Communication: Creating More Accessible and Interactive Content
Deeper content is necessarily long-form content. It cannot be constrained by target page or word quotas. Great content – even 50 or 100 pages of it – will be read, but only if that content is truly illuminating. Readers of 50 pages of uninspiring ideas won’t go past the first few pages. The companies that gain mindshare through thought leadership this decade will strive to make every page of content insightful and highly readable.
Nonetheless, with more content coming at them, executives need thought leadership to be boiled down persuasively in upfront summaries. People who can wordsmith the irresistible one-paragraph article description and a compelling title will be as important to thought leadership as crack headline writers are at big magazines and newspapers and book editors in charge of coining titles.
But getting better at communicating thoughtful content will go beyond words, Excel charts and static infographics. Companies that conduct thought leadership studies based on quantitative data must embrace data visualization – interactive graphics that let viewers play with the data themselves and see what the results mean for their industry, region of the world, business function, or other dimension. Most infographics I’ve seen are of the USA Today variety – pretty but static art displaying data in a more attractive way.
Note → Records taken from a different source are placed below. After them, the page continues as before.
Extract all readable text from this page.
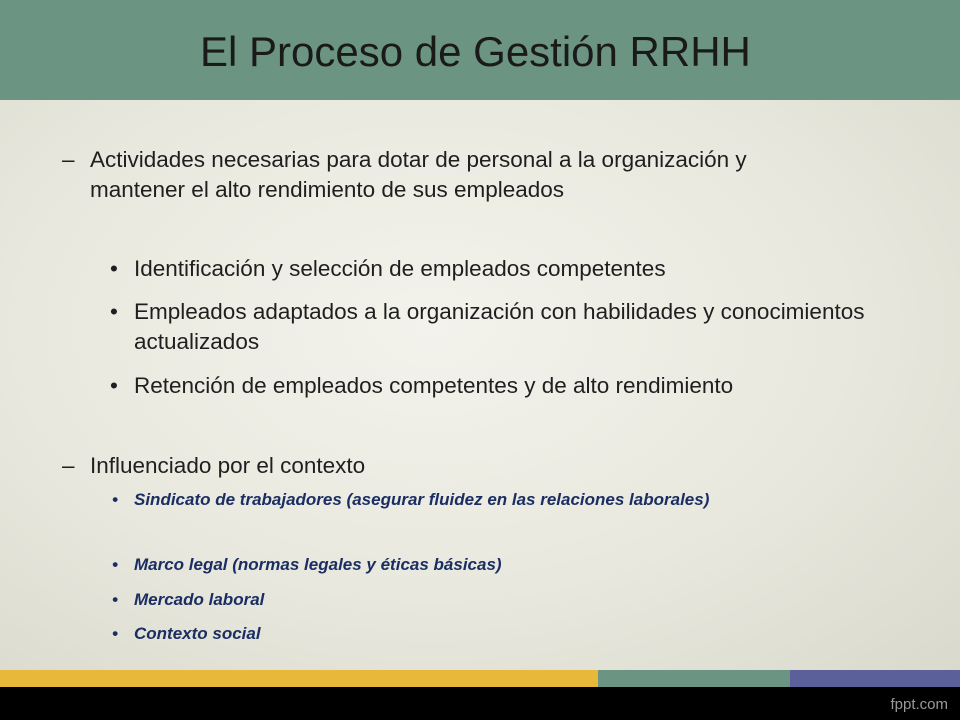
El Proceso de Gestión RRHH
– Actividades necesarias para dotar de personal a la organización y mantener el alto rendimiento de sus empleados
• Identificación y selección de empleados competentes
• Empleados adaptados a la organización con habilidades y conocimientos actualizados
• Retención de empleados competentes y de alto rendimiento
– Influenciado por el contexto
• Sindicato de trabajadores (asegurar fluidez en las relaciones laborales)
• Marco legal (normas legales y éticas básicas)
• Mercado laboral
• Contexto social
fppt.com
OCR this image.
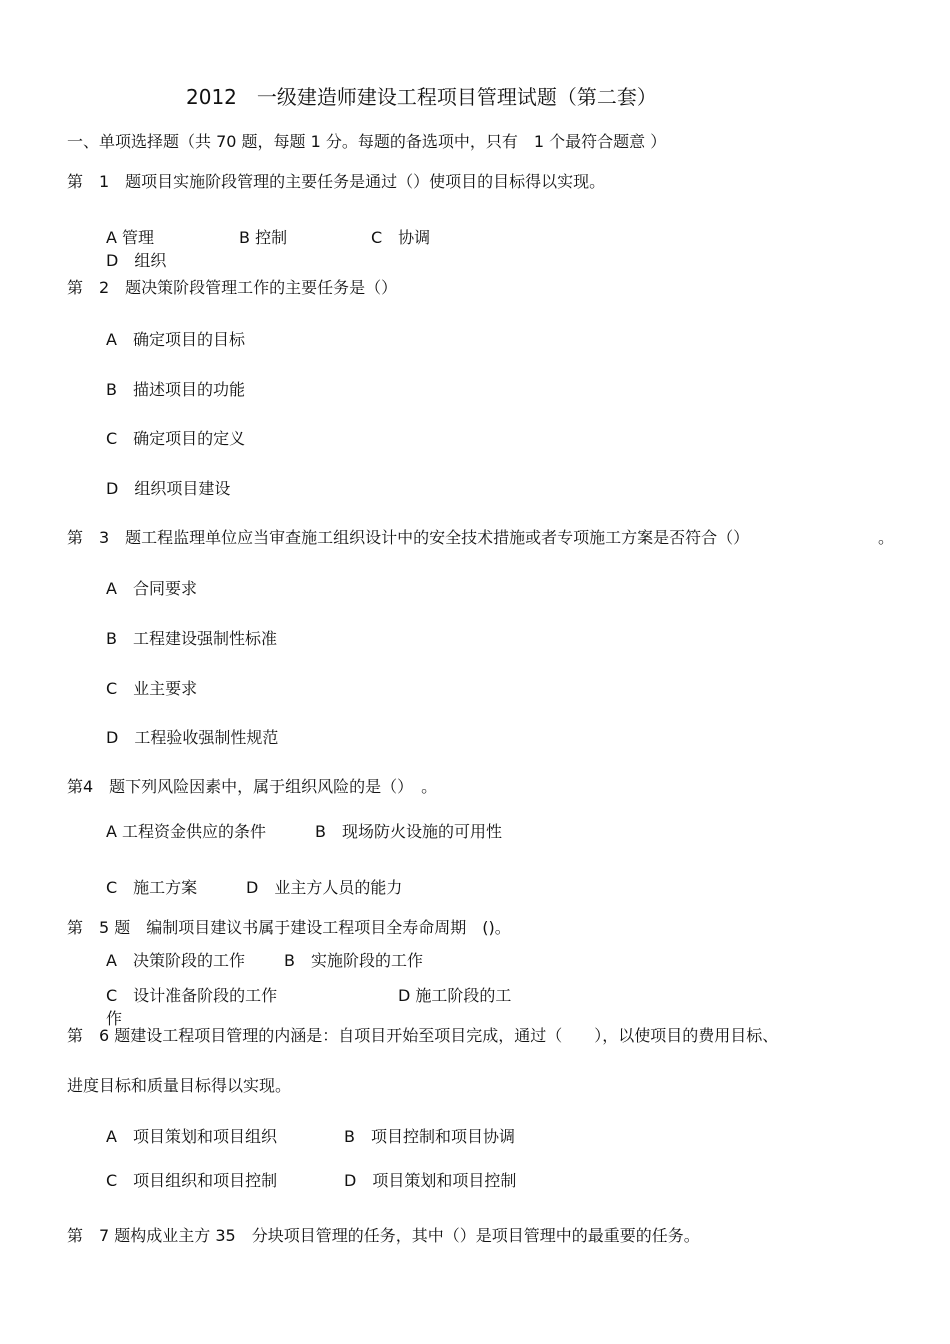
2012　一级建造师建设工程项目管理试题（第二套）
一、单项选择题（共 70 题，每题 1 分。每题的备选项中，只有　1 个最符合题意 ）
第　1　题项目实施阶段管理的主要任务是通过（）使项目的目标得以实现。
A 管理	B 控制	C　协调
D　组织
第　2　题决策阶段管理工作的主要任务是（）
A　确定项目的目标
B　描述项目的功能
C　确定项目的定义
D　组织项目建设
第　3　题工程监理单位应当审查施工组织设计中的安全技术措施或者专项施工方案是否符合（）	。
A　合同要求
B　工程建设强制性标准
C　业主要求
D　工程验收强制性规范
第4　题下列风险因素中，属于组织风险的是（）　。
A 工程资金供应的条件	B　现场防火设施的可用性
C　施工方案	D　业主方人员的能力
第　5 题　编制项目建议书属于建设工程项目全寿命周期　()。
A　决策阶段的工作 B　实施阶段的工作
C　设计准备阶段的工作	D 施工阶段的工
作
第　6 题建设工程项目管理的内涵是：自项目开始至项目完成，通过（　　），以使项目的费用目标、
进度目标和质量目标得以实现。
A　项目策划和项目组织	B　项目控制和项目协调
C　项目组织和项目控制	D　项目策划和项目控制
第　7 题构成业主方 35　分块项目管理的任务，其中（）是项目管理中的最重要的任务。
But static is not interactive. To get an executive immersed in your content, you should be using interactive graphics that let him tailor your results to his situation. Sites like this one (from The Demand Institute on the huge variations in housing markets across the U.S.) provide a glimpse of the interactive future for thought leadership content. I predict that big B2B marketing departments will soon make a run on people who can translate complex, statistics-based concepts into visually engaging content that lets viewers “play with the data.”
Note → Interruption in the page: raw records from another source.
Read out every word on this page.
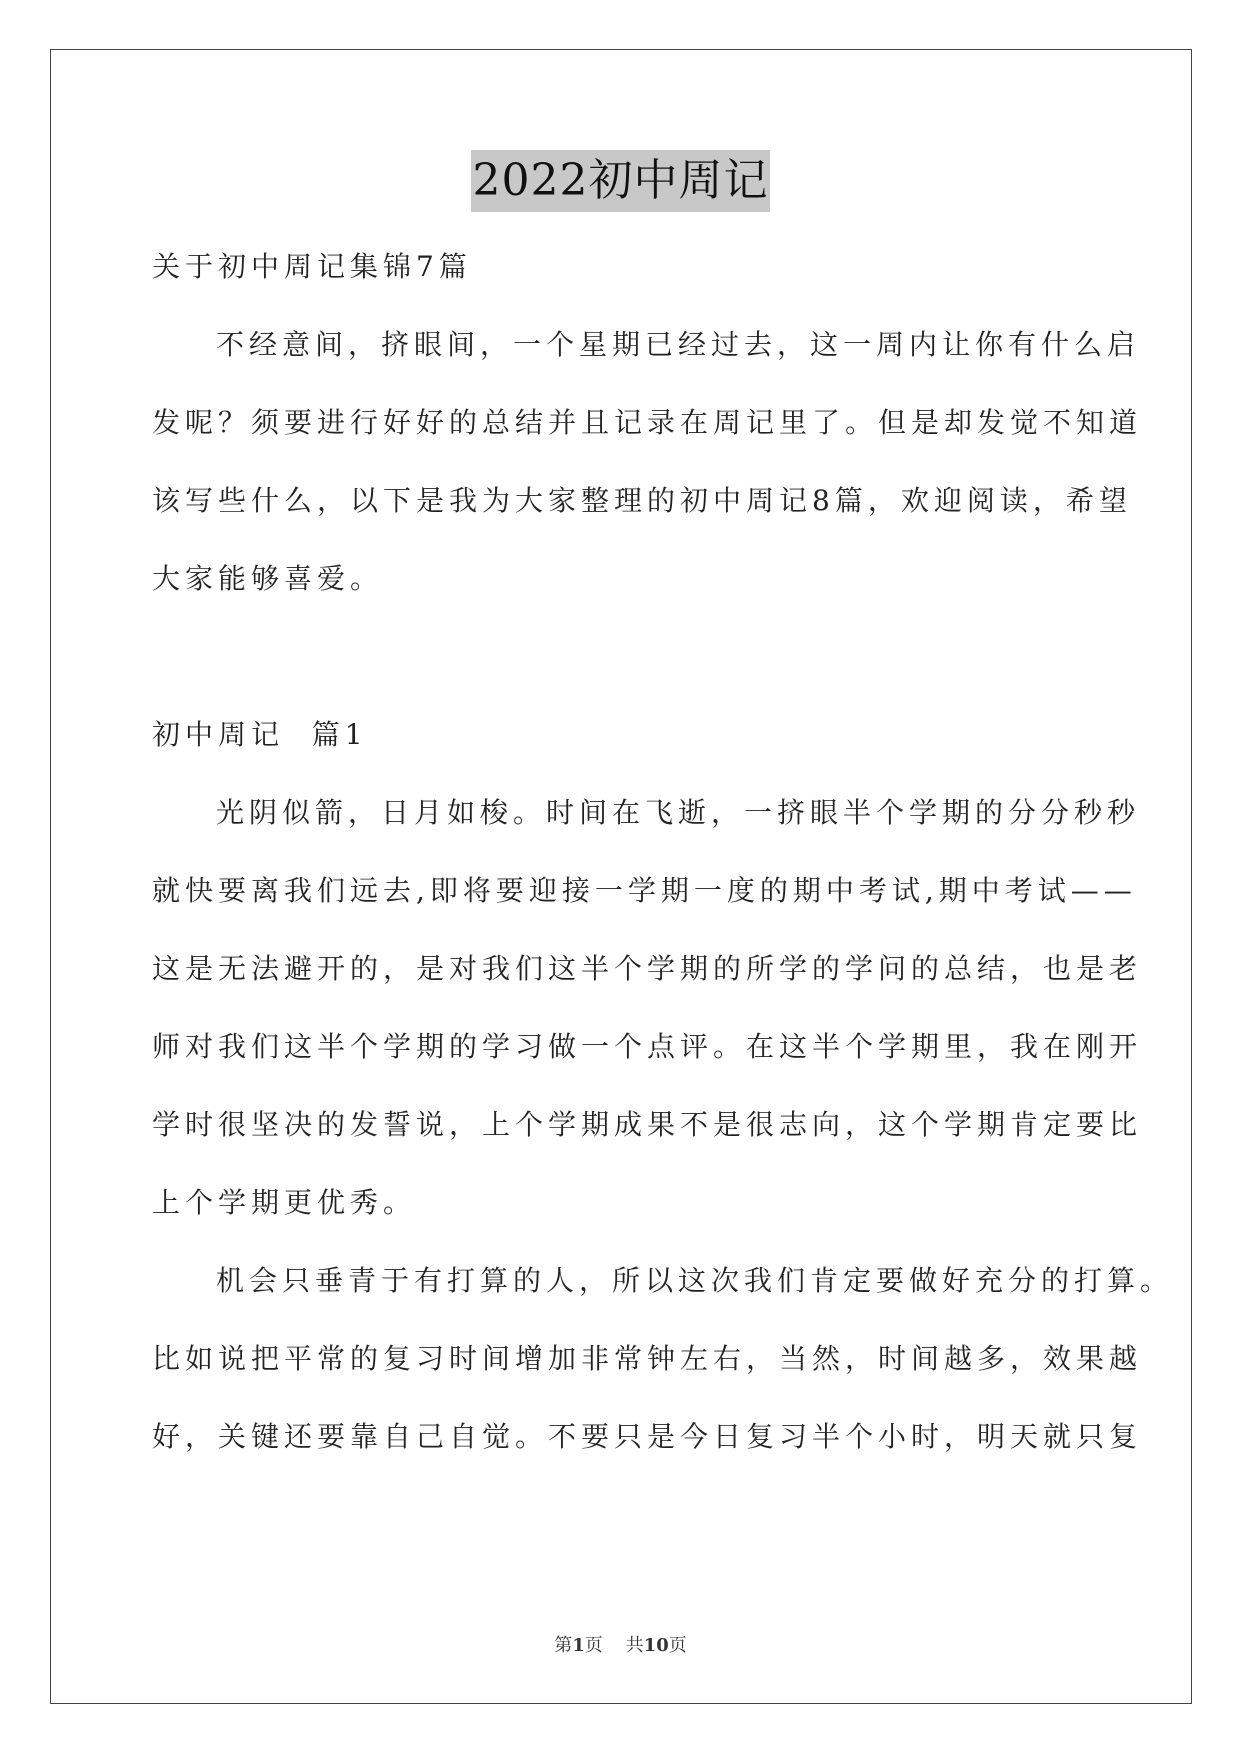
2022初中周记

关于初中周记集锦7篇

不经意间，挤眼间，一个星期已经过去，这一周内让你有什么启

发呢？须要进行好好的总结并且记录在周记里了。但是却发觉不知道

该写些什么，以下是我为大家整理的初中周记8篇，欢迎阅读，希望

大家能够喜爱。

初中周记  篇1

光阴似箭，日月如梭。时间在飞逝，一挤眼半个学期的分分秒秒

就快要离我们远去,即将要迎接一学期一度的期中考试,期中考试——

这是无法避开的，是对我们这半个学期的所学的学问的总结，也是老

师对我们这半个学期的学习做一个点评。在这半个学期里，我在刚开

学时很坚决的发誓说，上个学期成果不是很志向，这个学期肯定要比

上个学期更优秀。

机会只垂青于有打算的人，所以这次我们肯定要做好充分的打算。

比如说把平常的复习时间增加非常钟左右，当然，时间越多，效果越

好，关键还要靠自己自觉。不要只是今日复习半个小时，明天就只复

第1页    共10页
Getting better in these three areas will be critical in the years ahead to firms that compete on thought leadership. To stand out and gain mindshare, they will need more, and more profound, insights, backed by real and substantial evidence. And they’ll also need words and interactive capabilities that vividly bring their insights to life.
That’s how I see life for those of us in thought leadership for the rest of this decade. What do you see?